Can Somebody Catch A TD Pu-Lease Already Now
You have two WR and a TE. If two of them catches a TD, it would be an average week. If none of them catch a TD, then it’s a horrible week. Queue up the horrible track maestro because the song that is playing this week is … “Here is a loss!” My WRs inability to get into the Hiz-Ouse in combination with a below average performance by Brees resulted in a loss by five points. So Six points is all I needed! Six Points…hence the need for a TD reception by somebody…anybody! But it did not matter. One inconsistent week and I am out of the picture. A consolation game which means one last attempt to end the season 2 games over .500. One more Dear Diary is on tap.
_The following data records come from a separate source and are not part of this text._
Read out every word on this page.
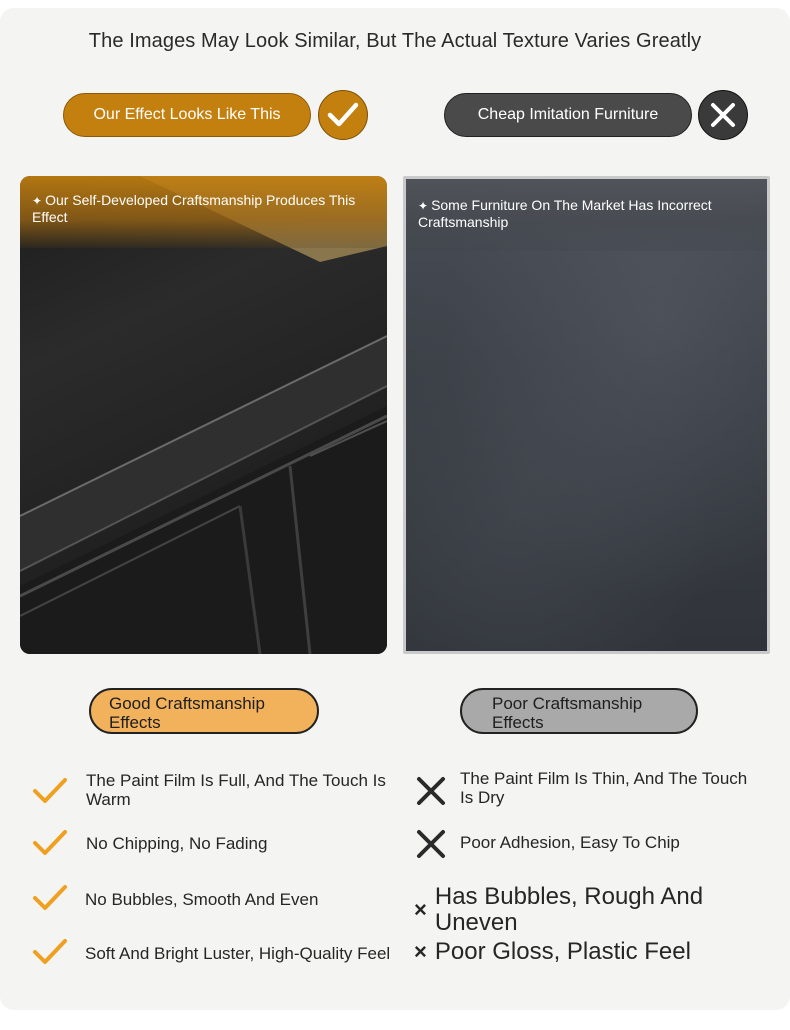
The Images May Look Similar, But The Actual Texture Varies Greatly
Our Effect Looks Like This	Cheap Imitation Furniture
✦ Our Self-Developed Craftsmanship Produces This Effect
✦ Some Furniture On The Market Has Incorrect Craftsmanship
Good Craftsmanship Effects
Poor Craftsmanship Effects
The Paint Film Is Full, And The Touch Is Warm
No Chipping, No Fading
No Bubbles, Smooth And Even
Soft And Bright Luster, High-Quality Feel
The Paint Film Is Thin, And The Touch Is Dry
Poor Adhesion, Easy To Chip
× Has Bubbles, Rough And Uneven
× Poor Gloss, Plastic Feel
Christmas is on a Monday this year. Christmas Mondays are a procrastinators dream. Everyone can actually look forward to two days of shopping before the big day. The problem with the procrastinator is that they believe that they were the only person to come up with this bright idea. Well, actually, NO! The Saturday and Sunday before a Christmas Monday is the craziest Christmas shopping days you will ever see. I believe it to be crazier than black Friday at 5 AM. For example, let’s say you need batteries. So go and try to find a parking spot and wait in line for 30 minutes for batteries? That is why they invented outrageous prices at “Convenience” stores. Thank you sir, as I conveniently take 80% markup on your batteries. Well this beats that line at the store you mutter as you get to your car. Getting shopping done on the Saturday and Sunday before Christmas is like two consecutive Black Fridays. Everyone is in an impatient mood and you are in their way. So watch out. Come to think of it, I still have to get my sister’s present. See you all out there!